Sadece imtina etmekle kalmıyor; bütün stratejisini iktidarda kalmak veya olası bir seçimde tekrar kazanmak olarak kendini kodluyor.
Böyle bir istek veya duruş, normal zamanlarda kabul görecek bir politik tutumdur.
Ama normal bir zaman diliminden geçmiyoruz.
Ateşin tam yanı başındayız ve bu ateşi körükleyen güçler, dünyayı yöneten güçlere ve artık bir zayıf halkaya dönüşmekte olan İran gibi devasa bir devlete yöneliyor.
Böylesine yaralı bir devlet her an her şeyi göze alabilir çünkü yönetme kabiliyetine ağır darbeler vuruldu; yönetim zincirleri arasındaki hiyerarşik bağ koparıldı. Bu durum, öngörülemez gelişmelere gebe olabilir.
İç kamuoyunun kutuplaştırıldığı, muhalefetin sistematik baskı altına alındığı ve kurumların bağımsızlığını büyük ölçüde yitirdiği bir ülkede, kriz anlarında sağduyu yerine tepkisellik hâkim olur.

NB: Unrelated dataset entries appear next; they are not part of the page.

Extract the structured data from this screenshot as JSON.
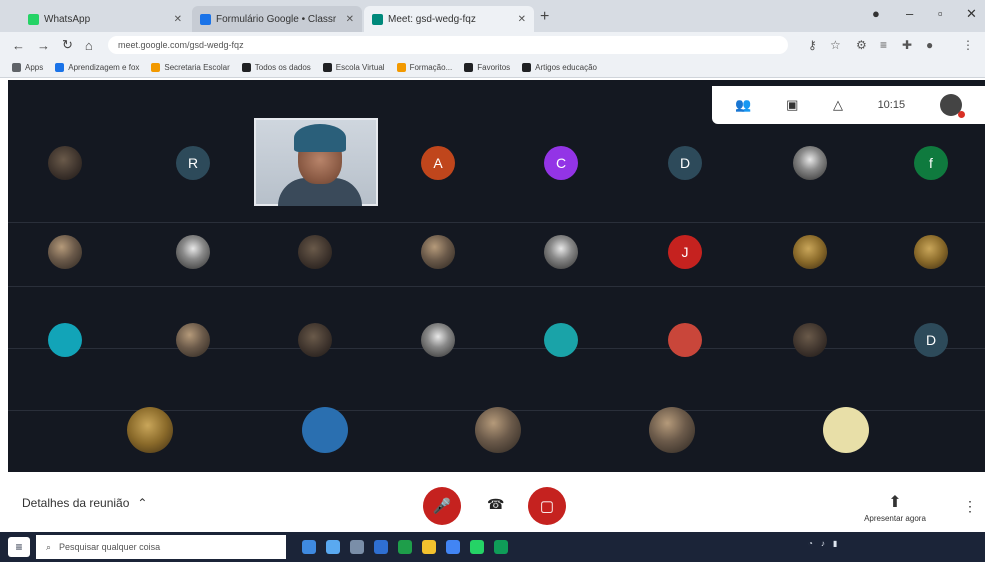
{
  "browser": {
    "tabs": [
      {
        "label": "WhatsApp",
        "color": "#25d366"
      },
      {
        "label": "Formulário Google • Classr",
        "color": "#1a73e8"
      },
      {
        "label": "Meet: gsd-wedg-fqz",
        "color": "#00897b"
      }
    ],
    "new_tab_icon": "plus-icon",
    "url": "meet.google.com/gsd-wedg-fqz",
    "bookmarks": [
      "Apps",
      "Aprendizagem e fox",
      "Secretaria Escolar",
      "Todos os dados",
      "Escola Virtual",
      "Formação...",
      "Favoritos",
      "Artigos educação"
    ]
  },
  "meeting": {
    "clock": "10:15",
    "topbar_icons": [
      "people-icon",
      "chat-icon",
      "activities-icon"
    ],
    "participants": [
      {
        "initial": "",
        "kind": "dim"
      },
      {
        "initial": "R",
        "color": "#2d4a5a"
      },
      {
        "initial": "A",
        "color": "#c0461c"
      },
      {
        "initial": "C",
        "color": "#9334e6"
      },
      {
        "initial": "D",
        "color": "#2d4a5a"
      },
      {
        "initial": "",
        "kind": "photo2"
      },
      {
        "initial": "f",
        "color": "#0f7a3e"
      },
      {
        "initial": "",
        "kind": "photo"
      },
      {
        "initial": "",
        "kind": "photo2"
      },
      {
        "initial": "",
        "kind": "dim"
      },
      {
        "initial": "",
        "kind": "photo"
      },
      {
        "initial": "",
        "kind": "photo2"
      },
      {
        "initial": "J",
        "color": "#c5221f"
      },
      {
        "initial": "",
        "kind": "photo3"
      },
      {
        "initial": "",
        "kind": "photo3"
      },
      {
        "initial": "",
        "color": "#12a4b8"
      },
      {
        "initial": "",
        "kind": "photo"
      },
      {
        "initial": "",
        "kind": "dim"
      },
      {
        "initial": "",
        "kind": "photo2"
      },
      {
        "initial": "",
        "color": "#1aa3a8"
      },
      {
        "initial": "",
        "color": "#c9463a"
      },
      {
        "initial": "",
        "kind": "dim"
      },
      {
        "initial": "D",
        "color": "#2d4a5a"
      },
      {
        "initial": "",
        "kind": "photo3"
      },
      {
        "initial": "",
        "color": "#2a6fb0"
      },
      {
        "initial": "",
        "kind": "photo"
      },
      {
        "initial": "",
        "kind": "photo"
      },
      {
        "initial": "",
        "color": "#e8dfa8"
      }
    ]
  },
  "controls": {
    "details_label": "Detalhes da reunião",
    "mic_icon": "mic-off-icon",
    "cam_icon": "camera-off-icon",
    "leave_icon": "hang-up-icon",
    "present_label": "Apresentar agora",
    "mic_color": "#c5221f"
  },
  "taskbar": {
    "search_placeholder": "Pesquisar qualquer coisa"
  }
}
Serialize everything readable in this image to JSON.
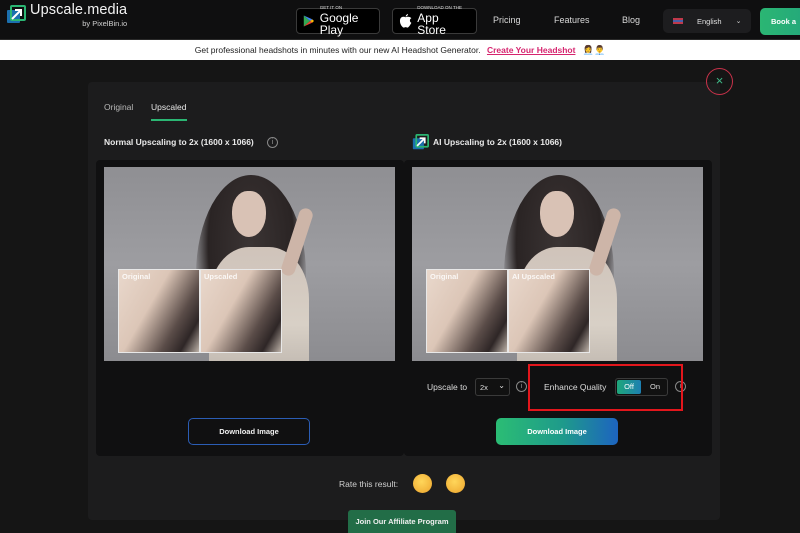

Bu da dış politikada ani reflekslerin, telafisi zor hasarlara yol açmasına neden olabilir.
Bundan ötürü, olağanüstü bir durumun yaşandığı bu süreçte sadece iktidarda kalmak adına atılan ve atılacak adımlar, sorunu daha da karmaşık hale sokar.
Nitekim muhalefet partisine yönelik bitmez tükenmez operasyonlar bu durumu daha da içinden çıkılamaz hale getiriyor.
Ekonomik kriz ve üzerine yargının siyasetin emrinde olduğu bir imaj, iç barış adına çok ciddi bir tehlikeyi işaret ediyor.
Bugünün krizleri, dünü anlamayanların yarını inşa edemeyeceğini bir kez daha gösteriyor. Türkiye’nin yapması gereken şey; yalnızca yangını izlemek değil, geleceğe dair güçlü ve kapsayıcı bir stratejiyle hareket etmektir.
Bu bağlamda, toplumsal mutabakatı ve kurumsal güveni yeniden inşa etmek, sadece iç barış için değil, dışarıdaki belirsizliklere karşı da en etkili kalkan olacaktır.